TAOCP 6.4 Exercise 26

Let the hash table be initially empty and let linear probing be used for collision resolution.

Section 6.4: Hashing

Exercise 26. [M20] [M20] How many hash sequences aj a2...a9 yield the pattern of occupied cells (21), using linear probing?

Verified: no
Solve time: 1m10s


Solution

Let the hash table be initially empty and let linear probing be used for collision resolution. For a sequence $a_1,a_2,\dots,a_9$, each insertion places $a_i$ into the first free position in its probe sequence starting at $h(a_i)$ and moving cyclically.

The phrase “pattern $(21)$ of occupied cells” refers in Section 6.4 to a specific final occupancy configuration of the table after the nine insertions, encoded combinatorially by the relative structure of filled and empty cells. The exact enumeration of admissible sequences depends on the precise combinatorial constraints induced by that pattern, namely the set of forced precedences among the probe destinations of the keys.

Let $S$ denote the set of all sequences $a_1,a_2,\dots,a_9$ that yield this fixed final configuration under linear probing. Each such sequence induces a unique insertion history, and conversely each valid insertion history determines a unique sequence in $S$.

The linear probing process defines, for each key $a_i$, a deterministic walk through table positions until the first vacant cell is reached. Fixing the final pattern $(21)$ determines exactly which cells are occupied at termination and therefore determines which probe attempts must have failed earlier due to occupancy.

This induces a partial order $\prec$ on the set ${a_1,\dots,a_9}$: if key $a_i$ occupies a cell that lies in the probe path of $a_j$, and that cell must already have been filled when $a_j$ was inserted, then $a_i \prec a_j$. Every admissible sequence is exactly a linear extension of this partial order.

Hence the number of admissible hash sequences equals the number of linear extensions of $({a_1,\dots,a_9},\prec)$.

The pattern $(21)$ determines this partial order uniquely, but the explicit Hasse diagram (or equivalent set of precedence constraints) is not included in the provided excerpt.
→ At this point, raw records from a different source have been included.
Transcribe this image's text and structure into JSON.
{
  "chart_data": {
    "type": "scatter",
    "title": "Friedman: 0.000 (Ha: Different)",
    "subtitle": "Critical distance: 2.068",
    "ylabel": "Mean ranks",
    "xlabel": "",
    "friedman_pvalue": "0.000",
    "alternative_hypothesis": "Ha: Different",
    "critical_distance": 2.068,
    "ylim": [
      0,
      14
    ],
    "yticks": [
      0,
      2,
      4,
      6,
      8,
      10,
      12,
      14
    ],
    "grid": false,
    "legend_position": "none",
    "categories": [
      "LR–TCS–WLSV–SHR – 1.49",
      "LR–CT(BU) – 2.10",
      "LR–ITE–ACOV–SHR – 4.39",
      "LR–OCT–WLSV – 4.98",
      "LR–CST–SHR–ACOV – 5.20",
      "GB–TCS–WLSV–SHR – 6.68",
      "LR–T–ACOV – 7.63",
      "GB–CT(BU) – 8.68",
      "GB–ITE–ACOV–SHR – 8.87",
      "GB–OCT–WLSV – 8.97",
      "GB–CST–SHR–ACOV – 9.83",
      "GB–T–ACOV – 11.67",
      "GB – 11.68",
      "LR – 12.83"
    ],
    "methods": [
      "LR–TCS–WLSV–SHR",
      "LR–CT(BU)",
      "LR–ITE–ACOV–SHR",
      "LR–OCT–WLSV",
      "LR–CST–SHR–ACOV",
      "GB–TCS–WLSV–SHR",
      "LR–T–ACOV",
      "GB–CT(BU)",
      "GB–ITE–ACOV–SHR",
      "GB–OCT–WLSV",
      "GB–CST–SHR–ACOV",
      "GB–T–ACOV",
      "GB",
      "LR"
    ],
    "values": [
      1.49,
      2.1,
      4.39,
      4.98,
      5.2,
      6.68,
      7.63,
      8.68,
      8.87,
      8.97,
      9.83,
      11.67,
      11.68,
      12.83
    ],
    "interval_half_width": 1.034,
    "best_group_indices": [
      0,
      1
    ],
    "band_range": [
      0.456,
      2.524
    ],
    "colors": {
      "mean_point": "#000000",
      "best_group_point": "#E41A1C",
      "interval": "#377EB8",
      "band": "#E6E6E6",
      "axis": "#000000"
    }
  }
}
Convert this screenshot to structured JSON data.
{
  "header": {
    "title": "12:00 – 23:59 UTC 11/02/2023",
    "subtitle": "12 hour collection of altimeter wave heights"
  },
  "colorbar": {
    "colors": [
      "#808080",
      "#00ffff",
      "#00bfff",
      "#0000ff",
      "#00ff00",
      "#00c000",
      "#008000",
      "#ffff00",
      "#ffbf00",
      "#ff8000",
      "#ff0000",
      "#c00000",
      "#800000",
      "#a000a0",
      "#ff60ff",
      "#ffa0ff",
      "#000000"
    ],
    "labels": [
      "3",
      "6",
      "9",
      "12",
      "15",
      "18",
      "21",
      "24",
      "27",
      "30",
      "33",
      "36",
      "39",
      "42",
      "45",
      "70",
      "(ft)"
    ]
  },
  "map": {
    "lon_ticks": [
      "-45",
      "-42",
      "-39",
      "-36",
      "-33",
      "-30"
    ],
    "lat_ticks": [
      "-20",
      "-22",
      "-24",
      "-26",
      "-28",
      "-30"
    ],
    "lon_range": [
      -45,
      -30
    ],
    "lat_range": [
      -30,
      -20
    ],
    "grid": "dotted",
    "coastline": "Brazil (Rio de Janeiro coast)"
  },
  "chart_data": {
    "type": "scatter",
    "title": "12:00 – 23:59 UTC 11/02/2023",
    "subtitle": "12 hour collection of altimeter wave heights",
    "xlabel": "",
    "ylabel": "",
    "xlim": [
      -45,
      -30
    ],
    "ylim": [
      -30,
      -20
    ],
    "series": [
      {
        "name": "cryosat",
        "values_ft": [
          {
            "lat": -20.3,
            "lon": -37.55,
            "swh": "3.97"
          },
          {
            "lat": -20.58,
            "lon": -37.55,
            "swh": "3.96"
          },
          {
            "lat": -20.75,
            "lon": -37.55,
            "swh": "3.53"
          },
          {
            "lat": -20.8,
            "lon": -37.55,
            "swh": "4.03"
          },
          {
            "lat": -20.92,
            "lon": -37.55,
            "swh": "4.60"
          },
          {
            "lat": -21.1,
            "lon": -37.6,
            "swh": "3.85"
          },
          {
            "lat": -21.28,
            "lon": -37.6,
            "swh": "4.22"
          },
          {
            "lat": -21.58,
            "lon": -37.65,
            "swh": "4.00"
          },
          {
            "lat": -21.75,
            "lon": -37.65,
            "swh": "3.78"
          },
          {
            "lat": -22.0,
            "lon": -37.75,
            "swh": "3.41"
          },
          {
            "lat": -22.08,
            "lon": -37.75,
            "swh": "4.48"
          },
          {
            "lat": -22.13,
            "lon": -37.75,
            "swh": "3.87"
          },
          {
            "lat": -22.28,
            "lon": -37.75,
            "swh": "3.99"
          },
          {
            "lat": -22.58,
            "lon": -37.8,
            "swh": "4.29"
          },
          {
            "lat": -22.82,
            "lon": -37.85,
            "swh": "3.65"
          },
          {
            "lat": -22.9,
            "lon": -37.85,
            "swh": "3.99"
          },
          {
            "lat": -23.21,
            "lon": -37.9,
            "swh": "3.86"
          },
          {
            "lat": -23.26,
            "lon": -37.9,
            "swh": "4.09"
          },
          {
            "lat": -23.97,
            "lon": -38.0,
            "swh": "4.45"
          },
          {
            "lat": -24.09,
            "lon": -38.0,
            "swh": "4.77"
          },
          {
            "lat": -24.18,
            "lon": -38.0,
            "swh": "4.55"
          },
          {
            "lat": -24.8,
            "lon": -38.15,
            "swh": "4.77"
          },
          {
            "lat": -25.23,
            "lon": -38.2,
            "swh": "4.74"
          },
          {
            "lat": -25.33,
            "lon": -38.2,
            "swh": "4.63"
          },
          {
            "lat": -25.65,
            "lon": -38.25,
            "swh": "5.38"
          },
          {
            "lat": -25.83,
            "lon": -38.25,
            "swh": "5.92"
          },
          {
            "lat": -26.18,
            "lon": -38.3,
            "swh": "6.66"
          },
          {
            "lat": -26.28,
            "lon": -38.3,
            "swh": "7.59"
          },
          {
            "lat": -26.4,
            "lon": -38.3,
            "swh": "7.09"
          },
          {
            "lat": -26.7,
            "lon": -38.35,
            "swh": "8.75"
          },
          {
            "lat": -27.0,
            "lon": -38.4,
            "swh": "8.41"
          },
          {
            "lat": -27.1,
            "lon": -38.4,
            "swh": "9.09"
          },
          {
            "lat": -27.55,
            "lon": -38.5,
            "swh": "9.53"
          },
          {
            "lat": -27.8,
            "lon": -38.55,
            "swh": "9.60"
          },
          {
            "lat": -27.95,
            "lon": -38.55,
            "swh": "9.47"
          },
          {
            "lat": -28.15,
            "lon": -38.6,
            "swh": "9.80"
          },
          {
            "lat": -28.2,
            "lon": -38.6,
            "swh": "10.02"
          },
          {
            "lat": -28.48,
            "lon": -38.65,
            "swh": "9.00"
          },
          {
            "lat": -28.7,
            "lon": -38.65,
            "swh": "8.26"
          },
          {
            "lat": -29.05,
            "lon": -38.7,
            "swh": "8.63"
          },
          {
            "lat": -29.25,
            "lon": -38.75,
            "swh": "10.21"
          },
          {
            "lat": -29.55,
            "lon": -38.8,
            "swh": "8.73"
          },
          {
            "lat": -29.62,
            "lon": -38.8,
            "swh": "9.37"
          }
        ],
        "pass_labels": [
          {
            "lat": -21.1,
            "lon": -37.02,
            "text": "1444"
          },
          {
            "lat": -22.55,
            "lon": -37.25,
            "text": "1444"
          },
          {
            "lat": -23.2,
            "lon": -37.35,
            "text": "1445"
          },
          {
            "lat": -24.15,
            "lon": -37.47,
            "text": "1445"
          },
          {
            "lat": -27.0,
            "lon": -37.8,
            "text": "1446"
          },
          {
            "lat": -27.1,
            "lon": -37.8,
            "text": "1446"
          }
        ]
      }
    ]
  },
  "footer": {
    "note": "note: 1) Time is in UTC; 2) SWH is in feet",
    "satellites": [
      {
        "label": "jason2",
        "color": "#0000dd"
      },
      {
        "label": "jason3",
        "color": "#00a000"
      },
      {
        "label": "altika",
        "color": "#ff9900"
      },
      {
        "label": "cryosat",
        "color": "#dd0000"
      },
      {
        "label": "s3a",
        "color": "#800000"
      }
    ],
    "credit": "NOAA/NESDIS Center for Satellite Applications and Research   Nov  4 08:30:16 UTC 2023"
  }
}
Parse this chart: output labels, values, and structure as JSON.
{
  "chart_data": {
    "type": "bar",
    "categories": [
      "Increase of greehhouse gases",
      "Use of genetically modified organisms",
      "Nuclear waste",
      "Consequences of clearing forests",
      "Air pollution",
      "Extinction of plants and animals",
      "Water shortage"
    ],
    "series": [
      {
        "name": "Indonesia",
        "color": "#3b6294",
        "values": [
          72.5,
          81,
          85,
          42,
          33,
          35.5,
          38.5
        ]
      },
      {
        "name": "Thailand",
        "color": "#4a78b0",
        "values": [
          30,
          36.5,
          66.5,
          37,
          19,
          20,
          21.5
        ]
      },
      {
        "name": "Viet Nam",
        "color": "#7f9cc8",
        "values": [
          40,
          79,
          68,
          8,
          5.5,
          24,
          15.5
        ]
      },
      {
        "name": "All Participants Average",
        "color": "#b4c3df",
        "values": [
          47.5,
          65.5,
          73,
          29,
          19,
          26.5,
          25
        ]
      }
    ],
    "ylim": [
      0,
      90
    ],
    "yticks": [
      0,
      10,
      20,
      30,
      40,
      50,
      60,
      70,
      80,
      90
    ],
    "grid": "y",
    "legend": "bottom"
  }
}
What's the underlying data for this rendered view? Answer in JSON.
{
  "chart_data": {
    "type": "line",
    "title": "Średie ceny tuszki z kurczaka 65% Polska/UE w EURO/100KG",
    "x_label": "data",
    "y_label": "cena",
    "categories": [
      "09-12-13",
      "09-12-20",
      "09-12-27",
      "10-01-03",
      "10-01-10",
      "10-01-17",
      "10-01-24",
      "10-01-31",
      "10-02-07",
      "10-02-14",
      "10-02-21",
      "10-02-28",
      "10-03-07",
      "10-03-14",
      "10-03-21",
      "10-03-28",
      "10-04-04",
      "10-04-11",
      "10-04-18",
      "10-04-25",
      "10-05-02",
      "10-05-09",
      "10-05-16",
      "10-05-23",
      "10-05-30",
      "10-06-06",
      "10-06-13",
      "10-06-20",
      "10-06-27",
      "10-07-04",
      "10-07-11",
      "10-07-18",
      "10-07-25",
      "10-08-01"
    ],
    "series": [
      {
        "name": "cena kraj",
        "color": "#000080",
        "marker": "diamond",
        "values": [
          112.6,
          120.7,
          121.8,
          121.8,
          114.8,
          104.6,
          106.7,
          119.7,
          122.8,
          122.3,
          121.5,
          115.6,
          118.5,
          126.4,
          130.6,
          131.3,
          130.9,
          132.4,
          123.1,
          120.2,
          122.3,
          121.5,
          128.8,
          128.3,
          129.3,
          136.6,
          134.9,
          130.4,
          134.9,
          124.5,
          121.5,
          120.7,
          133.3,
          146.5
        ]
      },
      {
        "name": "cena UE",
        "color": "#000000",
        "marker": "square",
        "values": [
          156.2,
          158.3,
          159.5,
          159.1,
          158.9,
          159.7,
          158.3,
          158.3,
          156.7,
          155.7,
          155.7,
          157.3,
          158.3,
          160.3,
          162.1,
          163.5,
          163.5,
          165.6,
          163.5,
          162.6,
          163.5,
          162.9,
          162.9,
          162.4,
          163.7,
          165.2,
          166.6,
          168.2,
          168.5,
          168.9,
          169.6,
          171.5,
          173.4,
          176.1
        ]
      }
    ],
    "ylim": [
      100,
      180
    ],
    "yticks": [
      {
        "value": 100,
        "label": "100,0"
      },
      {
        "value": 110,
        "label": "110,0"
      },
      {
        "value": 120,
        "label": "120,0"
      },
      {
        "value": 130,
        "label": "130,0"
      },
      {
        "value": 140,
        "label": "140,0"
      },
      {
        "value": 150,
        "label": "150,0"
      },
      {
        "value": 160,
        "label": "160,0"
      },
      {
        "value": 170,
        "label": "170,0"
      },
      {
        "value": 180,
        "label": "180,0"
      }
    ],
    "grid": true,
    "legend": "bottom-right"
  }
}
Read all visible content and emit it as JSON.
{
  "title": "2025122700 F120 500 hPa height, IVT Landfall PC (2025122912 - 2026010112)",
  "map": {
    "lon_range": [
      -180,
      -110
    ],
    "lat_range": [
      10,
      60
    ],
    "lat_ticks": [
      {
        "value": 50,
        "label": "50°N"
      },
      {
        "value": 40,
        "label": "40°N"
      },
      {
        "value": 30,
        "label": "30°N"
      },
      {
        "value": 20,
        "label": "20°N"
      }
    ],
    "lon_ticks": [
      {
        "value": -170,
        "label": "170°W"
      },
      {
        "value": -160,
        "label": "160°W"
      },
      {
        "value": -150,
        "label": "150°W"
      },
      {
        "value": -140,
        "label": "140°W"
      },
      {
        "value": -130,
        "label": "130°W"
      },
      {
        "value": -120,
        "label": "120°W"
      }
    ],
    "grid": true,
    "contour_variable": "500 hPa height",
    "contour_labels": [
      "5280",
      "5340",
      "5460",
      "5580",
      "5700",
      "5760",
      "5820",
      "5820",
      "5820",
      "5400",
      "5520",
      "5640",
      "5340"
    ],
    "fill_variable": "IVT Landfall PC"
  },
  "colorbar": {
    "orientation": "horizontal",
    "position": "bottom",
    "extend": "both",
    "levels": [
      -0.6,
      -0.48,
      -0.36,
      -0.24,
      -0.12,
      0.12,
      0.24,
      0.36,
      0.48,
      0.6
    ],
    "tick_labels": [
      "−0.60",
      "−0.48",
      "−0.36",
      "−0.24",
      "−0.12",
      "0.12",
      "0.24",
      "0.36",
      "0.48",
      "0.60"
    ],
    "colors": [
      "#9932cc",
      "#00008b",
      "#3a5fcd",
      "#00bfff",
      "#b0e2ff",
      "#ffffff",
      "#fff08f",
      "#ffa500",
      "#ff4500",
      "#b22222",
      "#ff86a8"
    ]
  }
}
Without those constraints, the number of linear extensions cannot be reduced to a closed numerical value, since different realizations of a “$(21)$ pattern” correspond to different posets and therefore different counts.

The enumeration problem therefore reduces to the standard identity that the number of valid insertion sequences is

$$ |S| = e(\prec), $$

where $e(\prec)$ denotes the number of linear extensions of the induced partial order.

No further simplification is possible without the explicit structure of pattern $(21)$.